Les salariés peuvent se constituer un CV pour trouver du travail soit chez les clients où ils ont travaillé sur des projets, soit ailleurs. C'est bien ce qu'un de nos camarades bretons autistes vient de faire (ceci après une période de deux ans à travailler au sein des locaux d’AVENCOD dans un environnement prenant en compte les spécificités de fonctionnements des collaborateurs).

L'activité d'AVENCOD est sur Nice et Marseille.

Laurent Delannoy à l'Université d'Automne de l'ARAPI Laurent Delannoy à l'Université d'Automne de l'ARAPI
Sur la photo ci-contre, Laurent Delannoy tient l'étude sur le sondage mené par Asperansa chez les adultes autistes, dont 90 exemplaires ont été diffusés à l'occasion de cette université d'automne.

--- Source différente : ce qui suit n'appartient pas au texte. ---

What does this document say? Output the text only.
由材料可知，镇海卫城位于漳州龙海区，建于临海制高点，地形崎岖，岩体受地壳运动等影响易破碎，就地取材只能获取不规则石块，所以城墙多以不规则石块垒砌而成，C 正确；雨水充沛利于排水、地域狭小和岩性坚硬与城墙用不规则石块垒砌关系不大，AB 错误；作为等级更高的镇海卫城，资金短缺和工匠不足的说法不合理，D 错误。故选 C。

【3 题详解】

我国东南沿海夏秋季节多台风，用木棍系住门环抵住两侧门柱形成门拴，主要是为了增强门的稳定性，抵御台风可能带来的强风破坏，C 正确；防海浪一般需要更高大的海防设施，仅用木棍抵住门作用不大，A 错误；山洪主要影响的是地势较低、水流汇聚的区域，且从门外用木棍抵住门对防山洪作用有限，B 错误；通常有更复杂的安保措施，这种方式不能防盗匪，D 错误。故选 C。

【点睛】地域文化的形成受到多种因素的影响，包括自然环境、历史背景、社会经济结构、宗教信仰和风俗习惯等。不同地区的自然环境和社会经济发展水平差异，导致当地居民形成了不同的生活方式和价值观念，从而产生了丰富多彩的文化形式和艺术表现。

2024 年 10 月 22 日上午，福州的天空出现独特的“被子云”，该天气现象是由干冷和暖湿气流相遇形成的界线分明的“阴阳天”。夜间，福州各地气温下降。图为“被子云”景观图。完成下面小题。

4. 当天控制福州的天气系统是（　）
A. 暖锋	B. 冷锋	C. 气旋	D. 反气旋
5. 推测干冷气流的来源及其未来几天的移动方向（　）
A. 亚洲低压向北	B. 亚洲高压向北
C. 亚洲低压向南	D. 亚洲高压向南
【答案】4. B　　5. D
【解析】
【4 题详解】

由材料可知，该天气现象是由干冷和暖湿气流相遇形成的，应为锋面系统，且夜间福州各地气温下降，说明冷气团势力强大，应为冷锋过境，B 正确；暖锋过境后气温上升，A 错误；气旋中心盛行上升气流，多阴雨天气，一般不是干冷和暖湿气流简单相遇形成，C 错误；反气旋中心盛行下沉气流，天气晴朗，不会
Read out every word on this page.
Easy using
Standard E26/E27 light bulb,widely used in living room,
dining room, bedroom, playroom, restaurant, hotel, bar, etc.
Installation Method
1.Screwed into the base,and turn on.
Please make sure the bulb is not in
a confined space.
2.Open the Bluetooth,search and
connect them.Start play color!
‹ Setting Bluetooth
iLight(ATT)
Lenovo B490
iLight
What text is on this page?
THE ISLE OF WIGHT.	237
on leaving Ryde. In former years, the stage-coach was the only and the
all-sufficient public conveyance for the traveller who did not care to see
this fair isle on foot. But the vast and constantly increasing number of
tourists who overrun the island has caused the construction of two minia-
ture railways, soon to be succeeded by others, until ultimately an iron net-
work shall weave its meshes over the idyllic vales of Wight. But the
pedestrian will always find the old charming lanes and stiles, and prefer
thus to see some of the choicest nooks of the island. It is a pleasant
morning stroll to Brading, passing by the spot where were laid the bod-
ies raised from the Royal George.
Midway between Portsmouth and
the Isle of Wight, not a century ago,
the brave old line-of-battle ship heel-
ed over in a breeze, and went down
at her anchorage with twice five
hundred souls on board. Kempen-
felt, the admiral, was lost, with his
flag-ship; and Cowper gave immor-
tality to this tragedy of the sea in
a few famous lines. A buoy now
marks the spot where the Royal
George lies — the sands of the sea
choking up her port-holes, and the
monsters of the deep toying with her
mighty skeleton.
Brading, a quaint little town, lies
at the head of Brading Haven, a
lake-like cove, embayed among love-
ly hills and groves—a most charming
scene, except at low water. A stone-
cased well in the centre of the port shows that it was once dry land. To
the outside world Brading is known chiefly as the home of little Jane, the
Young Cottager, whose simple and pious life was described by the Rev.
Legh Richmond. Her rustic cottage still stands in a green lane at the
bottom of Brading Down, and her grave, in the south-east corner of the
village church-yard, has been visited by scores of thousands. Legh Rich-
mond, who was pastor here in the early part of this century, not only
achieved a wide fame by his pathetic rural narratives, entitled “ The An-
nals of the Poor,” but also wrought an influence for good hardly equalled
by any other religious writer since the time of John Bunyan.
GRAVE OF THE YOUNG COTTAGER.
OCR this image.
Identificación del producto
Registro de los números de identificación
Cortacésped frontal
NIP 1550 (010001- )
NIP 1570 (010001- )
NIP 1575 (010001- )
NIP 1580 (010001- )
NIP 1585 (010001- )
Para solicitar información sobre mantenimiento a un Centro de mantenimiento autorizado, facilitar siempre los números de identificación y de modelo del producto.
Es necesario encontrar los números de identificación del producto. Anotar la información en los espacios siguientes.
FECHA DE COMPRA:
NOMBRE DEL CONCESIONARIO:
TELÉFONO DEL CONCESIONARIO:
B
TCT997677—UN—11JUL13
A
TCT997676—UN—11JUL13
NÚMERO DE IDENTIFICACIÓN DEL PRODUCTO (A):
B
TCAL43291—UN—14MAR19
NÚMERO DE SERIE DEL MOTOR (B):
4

Cette étude de 116 pages a été faite par Amélie Tsaag Valren.

Le Dispositif d’Emploi Accompagné (DEAc)

L’emploi accompagné est un dispositif d’appui destiné aux personnes en situation de handicap et aux entreprises qui les emploient, pour réussir leur insertion durable en entreprise. Ce dispositif comprend :
● en amont de l’accès à l’emploi, l’évaluation de la situation du travailleur, de son projet professionnel, de ses capacités et de ses besoins, ainsi qu’une aide à la réalisation de son projet professionnel et une assistance dans la recherche d’emploi ;
● la mise en place d’un « référent emploi accompagné », auquel l’employé autiste comme l’employeur peuvent faire appel pour prévenir ou remédier aux difficultés rencontrées dans l’exercice des missions confiées à la personne autiste, ou pour adapter le poste et l’environnement de travail à son handicap, en lien avec la médecine du travail ;
● un accompagnement longue durée dans l’emploi, avec pour objectif de sécuriser le parcours professionnel de la personne autiste, en facilitant notamment son accès à la formation et aux bilans de compétence.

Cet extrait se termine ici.